CircleCI DB performance issue

“At this point, we were in extended failure mode: the original cause of the outage was no longer the fire to be fought. We were suffering a cascading effect, and that was now where we needed to put our focus.”

Incident	#27 at CircleCI on 2015/07/25
Full report	https://circleci.statuspage.io/incidents/hr0mm9xmm3x6
How it happened	There was an interruption in receiving external events (push hooks from GitHub), followed by a burst of events built up during the interruption (causing an arrival rate several multiples of normal peak). The queue backed up and event processing dropped to one per minute because the database became unresponsive due to resource contention. Engineers throttled incoming traffic at the load balancer (in an attempt to allow the queue to drain) but this made the entire site unresponsive as customer and event traffic came trhough the same load balancers.

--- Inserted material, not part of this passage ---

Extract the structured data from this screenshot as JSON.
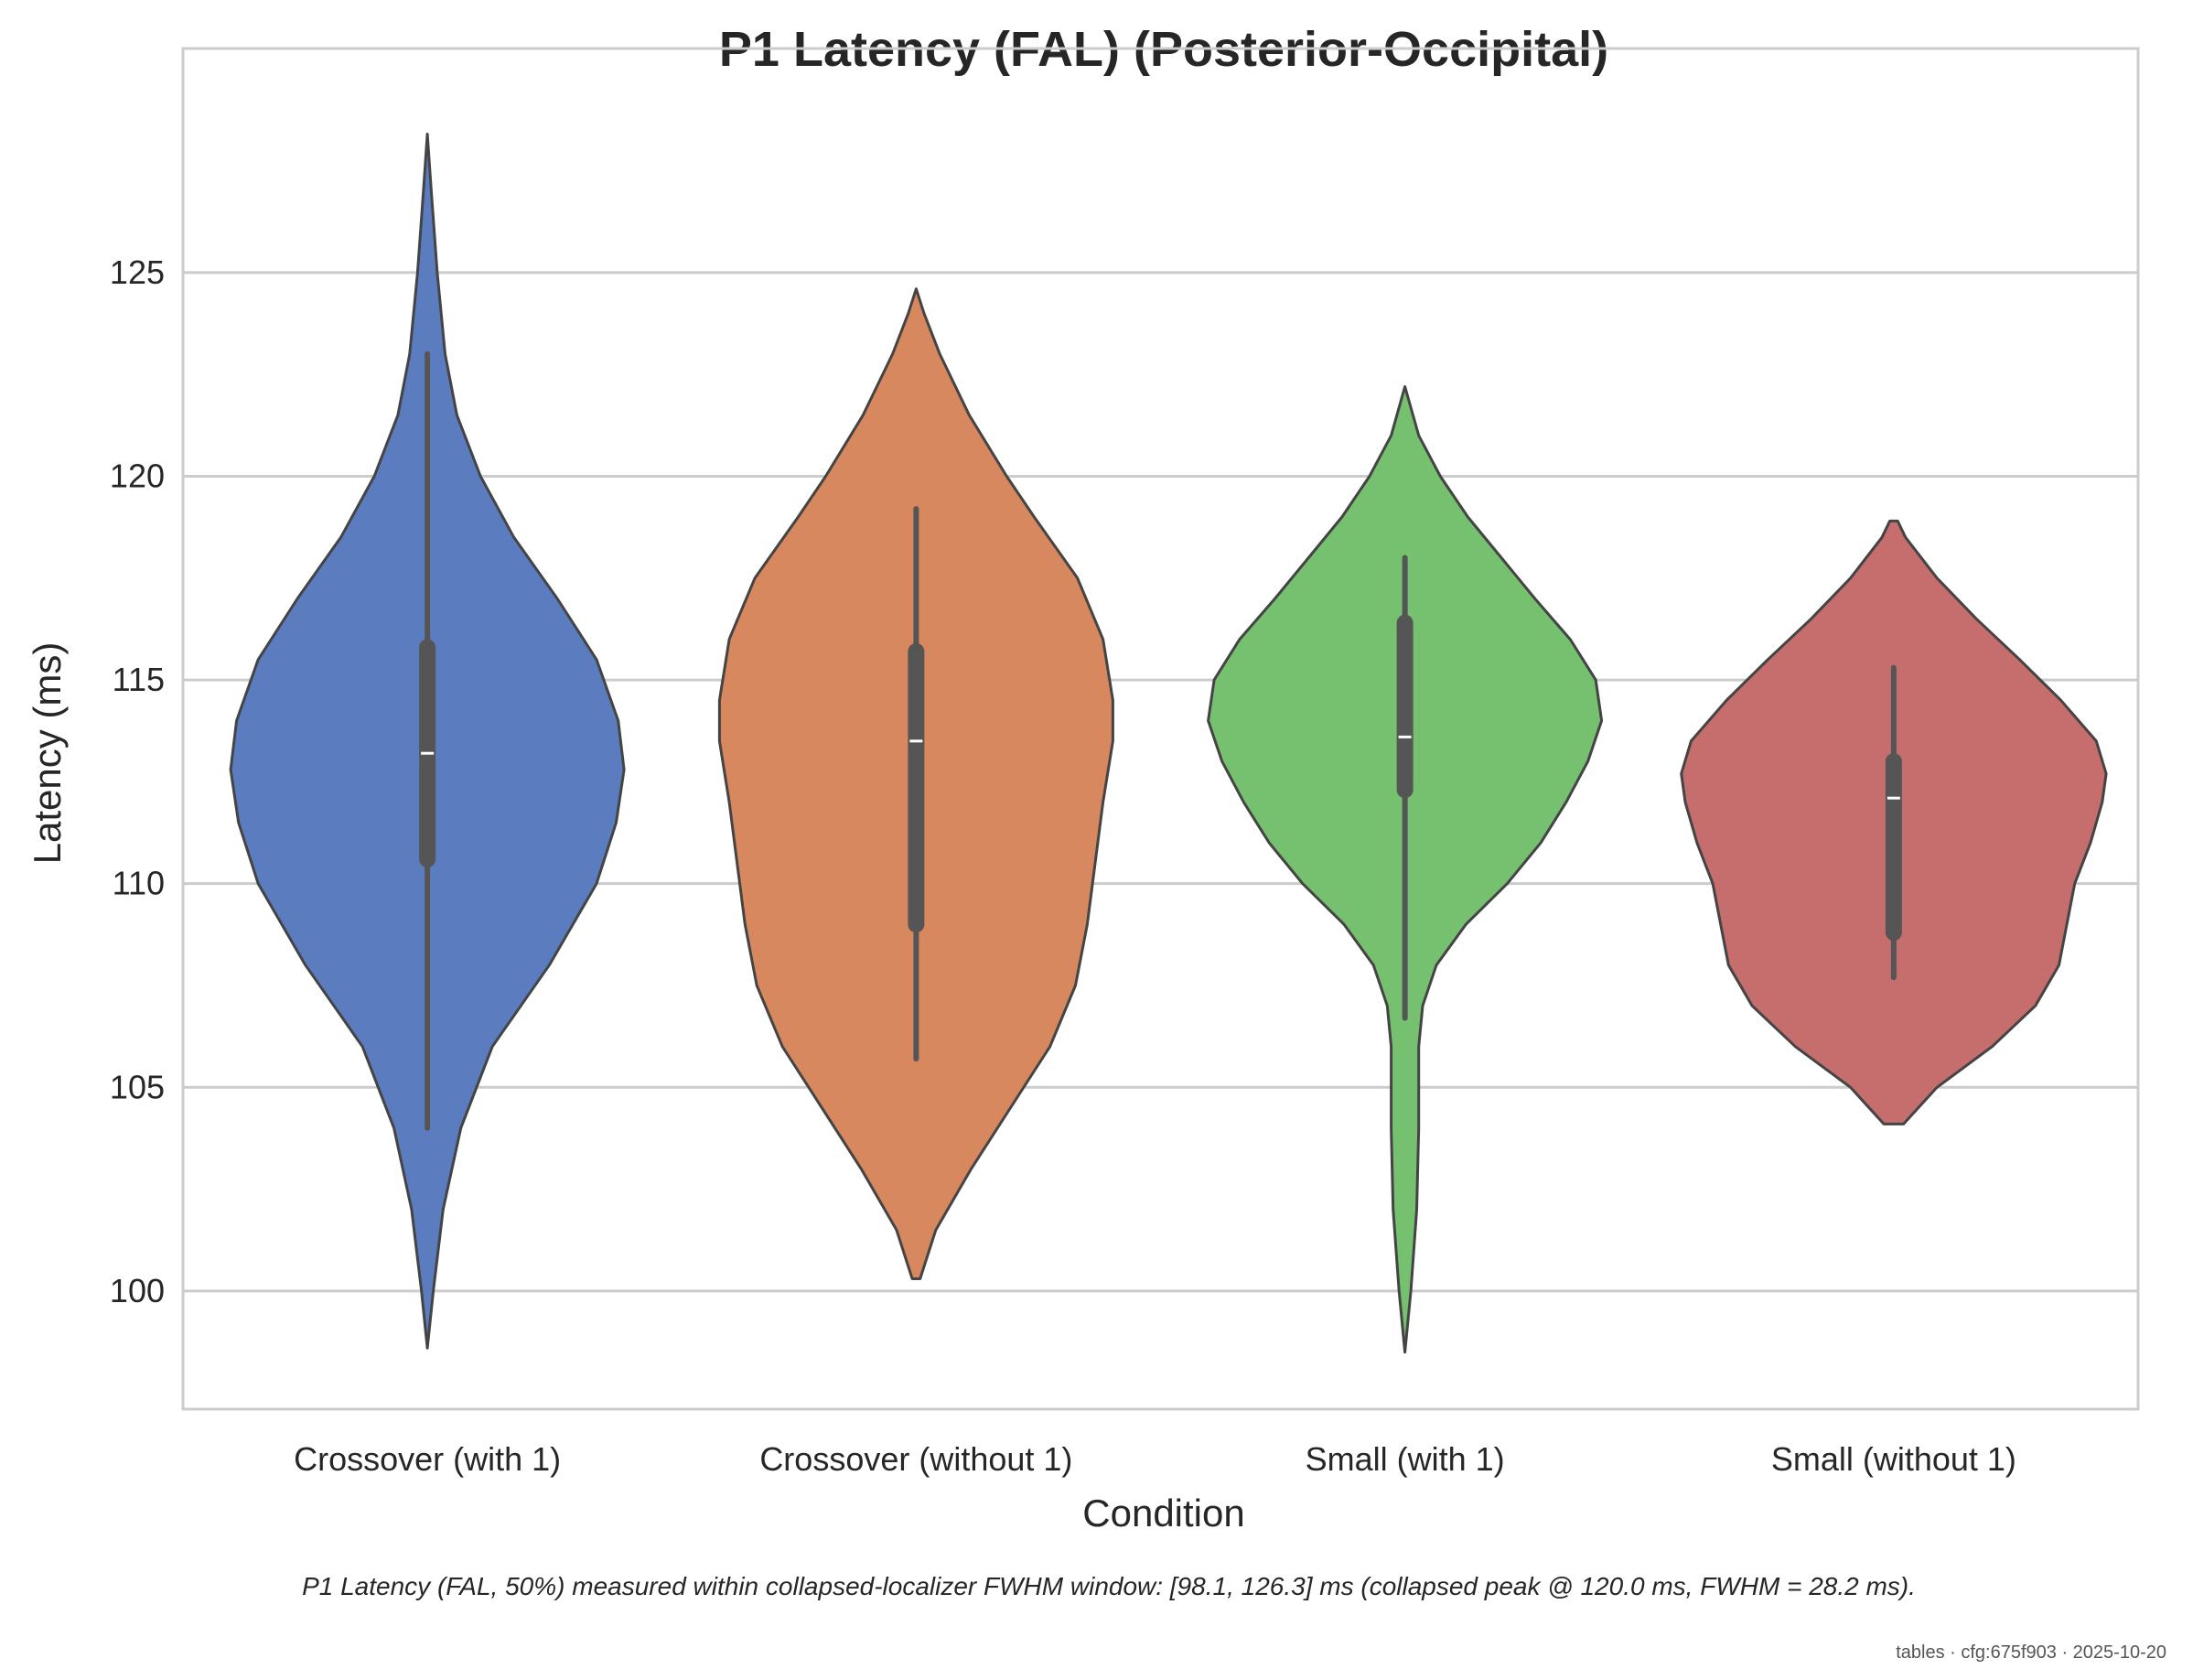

Architecture	An event queue (receiving external events, from GitHub); and service reading from that queue and querying a database (with events being re-queued if the query failed).
Technologies	GitHub
Root cause	A surge of events exceeded the database's capacity.
Failure	Database became unresponsive due to resource contention.
Impact	External events were not processed and customer's could not reach the site.
Mitigation	Turned off automatic re-queueing of builds, optimized several slow running queries and then killed many active jobs (ie, the work of the event processing service) by clearing various queues.